Jakarta, INDONEWS.ID - Kementerian Luar Negeri RI menyatakan status hukum Siti Aisyah dalam kasus pembunuhan Kim Jong Nam memang bukan bebas murni. Ada kemungkinan Siti harus kembali menjalani proses hukum lagi jika sewaktu-waktu ditemukan bukti baru atas dia dalam perkara yang berhubungan.

“Jadi, bunyinya itu adalah discharge not amounting to acquital, itu artinya dia bebas tapi dia tidak bebas murni,” ujar Lalu Muhammad Iqbal kepada awak media usai penyerahan Siti Aisyah dari Kemenlu RI kepada pihak keluarga, Senin (11/3/2019).

Dijelaskan Iqbal, jika dikemudian hari ditemukan bukti-bukti baru, maka tidak menutup kemungkinan Siti Aisyah akan kembali didakwa.

“Jadi, masih ada kemungkinan kalau suatu saat nanti ditemukan lagi bukti-bukti baru, dia bisa didakwa. Ini bukan bebas bersyarat, jadi dia bebas tapi tidak bebas murni, masih ada kemungkinan jika dimasa mendatang ada bukti-bukti baru yang ditemukan dan dia bisa didakwa,” ujar Iqbal menjelaskan.

Menurut Iqbal, pihak pengacara Siti Aisyah dalam persidangan Senin pagi di pengadilan tinggi Shah Alam, Selangor, telah menyampaikan kepada pihak pengadilan agar Siti Aisyah dibebaskan secara murni.

“Karena, itu pengacara waktu itu sempat meminta agar putusannya itu bebas murni. Tetapi, hakim memutuskan tidak bebas murni karena pertimbangannya adalah hakim sudah memutuskan prima facie berbeda dengan kasus-kasus sebelumnya kan belum prima facie (belum memenuhi syarat untuk dilakukan tuntutan). Yang jelas sekarang Siti Aisyah sudah bebas sesuai harapan dan niat kita sudah bebas itu yang penting saat ini,” papar Iqbal.

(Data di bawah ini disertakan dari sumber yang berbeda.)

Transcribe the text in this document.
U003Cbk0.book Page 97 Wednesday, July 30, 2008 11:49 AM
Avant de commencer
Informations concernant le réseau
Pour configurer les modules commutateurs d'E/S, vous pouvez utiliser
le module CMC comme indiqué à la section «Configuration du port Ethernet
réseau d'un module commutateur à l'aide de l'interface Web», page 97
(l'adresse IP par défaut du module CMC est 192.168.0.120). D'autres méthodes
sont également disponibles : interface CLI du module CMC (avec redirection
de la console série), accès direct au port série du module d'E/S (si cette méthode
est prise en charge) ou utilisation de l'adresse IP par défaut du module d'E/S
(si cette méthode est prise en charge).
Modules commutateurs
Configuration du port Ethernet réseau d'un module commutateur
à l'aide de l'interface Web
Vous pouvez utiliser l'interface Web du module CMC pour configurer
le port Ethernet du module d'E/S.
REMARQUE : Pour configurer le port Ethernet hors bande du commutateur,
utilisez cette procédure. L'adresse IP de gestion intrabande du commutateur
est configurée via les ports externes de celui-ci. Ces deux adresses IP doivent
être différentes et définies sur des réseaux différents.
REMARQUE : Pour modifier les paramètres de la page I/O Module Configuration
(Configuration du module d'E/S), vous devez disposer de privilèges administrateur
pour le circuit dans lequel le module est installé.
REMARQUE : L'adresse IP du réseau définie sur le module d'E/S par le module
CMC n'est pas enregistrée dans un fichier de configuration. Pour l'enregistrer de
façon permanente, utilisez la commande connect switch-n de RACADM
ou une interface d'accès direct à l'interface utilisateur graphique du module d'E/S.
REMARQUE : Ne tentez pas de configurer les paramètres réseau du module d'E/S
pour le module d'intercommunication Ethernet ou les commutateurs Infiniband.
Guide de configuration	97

Diketahui, Siti Aisyah, perempuan kelahiran Serang, Jawa Barat 11 Februari 1992 dan seorang warga negara Vietnam Doan Thi Huong telah disidang sejak Oktober 2017.

Keduanya terancam hukuman mati atas dakwaan pembunuhan terhadap Kim Jong-Nam, kakak tiri pemimpin Korea Utara (Korut) Kim Jong-Un.

Keduanya didakwa mengusapkan gas saraf VX yang mematikan ke wajah Kim Jong-Nam di Bandara Kuala Lumpur, Malaysia.

Dari serangkaian persidangan yang dilewati, keduanya menyangkal dakwaan itu. Mereka sama-sama meyakini bahwa mereka saat itu sedang mengikuti acara reality show.

Usai dinyatakan bebas dari ancaman hukuman mati atas kasus pembunuhan itu, Siti Aisyah segera dibawa kembali ke tanah air dengan turut dikawal oleh Menteri Hukum dan HAM, Yassona Laoly, serta beberapa pejabat tinggi lainnya.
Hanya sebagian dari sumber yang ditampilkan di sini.